The death benefit in a whole life policy over time will typically grow as well if you select the paid up dividend option. If you do premium offset the policy, it tends to level off the death benefit. I think a lot of people are just happy to not have to pay premium anymore. Both options are good and they are a couple reasons why whole life is so popular.
Regular vanilla whole life insurance has taken a beating from some in the media that profess that it is too expensive and that you should always buy term. I agree that term is often the best solution for some clients at that given point in time, but having whole life can be powerful vehicle. Many times to meet large insurance needs our clients will buy a majority of term and buy a smaller portion of permanent insurance. This may be the only affordable way for the time being to meet that large insurance need.

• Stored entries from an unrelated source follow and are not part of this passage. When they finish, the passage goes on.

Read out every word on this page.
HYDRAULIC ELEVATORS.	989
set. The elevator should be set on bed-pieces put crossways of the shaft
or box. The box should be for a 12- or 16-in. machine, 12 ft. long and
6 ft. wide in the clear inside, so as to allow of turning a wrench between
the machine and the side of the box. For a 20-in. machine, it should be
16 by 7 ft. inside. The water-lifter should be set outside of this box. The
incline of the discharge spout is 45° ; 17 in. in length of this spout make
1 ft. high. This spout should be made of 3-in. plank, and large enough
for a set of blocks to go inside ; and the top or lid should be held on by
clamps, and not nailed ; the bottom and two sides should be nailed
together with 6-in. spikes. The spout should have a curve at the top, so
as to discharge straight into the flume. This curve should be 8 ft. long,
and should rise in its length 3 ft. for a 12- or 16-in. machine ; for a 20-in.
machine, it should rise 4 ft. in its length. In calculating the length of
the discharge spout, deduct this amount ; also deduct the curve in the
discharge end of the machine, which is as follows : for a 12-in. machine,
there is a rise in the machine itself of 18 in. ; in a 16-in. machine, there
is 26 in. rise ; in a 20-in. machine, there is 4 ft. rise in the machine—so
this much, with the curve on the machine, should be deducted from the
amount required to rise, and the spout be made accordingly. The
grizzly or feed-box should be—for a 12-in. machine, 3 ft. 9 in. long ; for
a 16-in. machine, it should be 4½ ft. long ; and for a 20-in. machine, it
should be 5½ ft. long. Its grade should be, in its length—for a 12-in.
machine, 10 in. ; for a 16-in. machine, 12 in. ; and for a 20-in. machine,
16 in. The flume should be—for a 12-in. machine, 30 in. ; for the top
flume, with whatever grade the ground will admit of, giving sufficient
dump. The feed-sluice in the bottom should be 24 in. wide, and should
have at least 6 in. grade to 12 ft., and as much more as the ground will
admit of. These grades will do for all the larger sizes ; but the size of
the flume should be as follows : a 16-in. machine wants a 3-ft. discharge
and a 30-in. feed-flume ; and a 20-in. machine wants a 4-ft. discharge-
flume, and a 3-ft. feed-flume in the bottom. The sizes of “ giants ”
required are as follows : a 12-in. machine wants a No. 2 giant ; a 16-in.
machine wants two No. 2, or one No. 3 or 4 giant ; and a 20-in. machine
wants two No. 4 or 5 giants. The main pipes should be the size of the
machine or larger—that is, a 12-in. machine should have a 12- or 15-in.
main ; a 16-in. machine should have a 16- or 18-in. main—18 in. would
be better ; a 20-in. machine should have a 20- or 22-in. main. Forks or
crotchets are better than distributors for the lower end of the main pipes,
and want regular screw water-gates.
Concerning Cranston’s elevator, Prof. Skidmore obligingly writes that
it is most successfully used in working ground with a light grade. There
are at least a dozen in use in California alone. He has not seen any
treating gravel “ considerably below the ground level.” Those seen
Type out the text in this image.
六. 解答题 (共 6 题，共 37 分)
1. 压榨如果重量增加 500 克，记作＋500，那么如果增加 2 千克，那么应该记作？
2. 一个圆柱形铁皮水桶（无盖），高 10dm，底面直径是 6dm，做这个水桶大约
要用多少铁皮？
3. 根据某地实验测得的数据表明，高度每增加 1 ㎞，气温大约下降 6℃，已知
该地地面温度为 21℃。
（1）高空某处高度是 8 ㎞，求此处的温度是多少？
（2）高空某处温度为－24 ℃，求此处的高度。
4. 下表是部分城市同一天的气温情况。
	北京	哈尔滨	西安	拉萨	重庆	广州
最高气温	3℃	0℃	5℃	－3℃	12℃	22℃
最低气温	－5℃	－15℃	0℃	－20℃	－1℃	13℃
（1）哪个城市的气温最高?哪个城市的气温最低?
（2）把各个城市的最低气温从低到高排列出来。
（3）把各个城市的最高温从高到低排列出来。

Term life insurance is like renting and the premiums are usually much less expensive than whole life at first. What happens at the end of the level term is the premiums skyrocket through the roof and most people drop the policy at that point. The advantage to whole life insurance is that you lock into a premium amount and it stays level forever. When the level term ends and the premium is skyrocketing, the whole life keeps plugging along at the same level. If you select a good mutual life insurance company that consistently pays a good dividend, then you will also have built significant cash values. The cash values grow tax deferred and can be used to help finance things during your lifetime while you continue to have permanent insurance. For example, you want to buy a business at age 42 and you have accumulated a cash value of $56,000. The business is going to require an initial investment of $37,500. You pull the 37.5 out of the whole life and the insurance company charges a loan interest rate. Let’s say it is 6% they charge and you pay the loan back at 10% interest. Not only are you paying yourself back, but you are making a 4% spread on the money creating a turbo charge effect on your policy. Four years later, after paying the amortization schedule for the business, you borrow money from yourself again to buy a new car. Of course you pay yourself back once more.
The whole life cash value is guaranteed to get better no matter what. There are not many financial vehicles that you can say that for.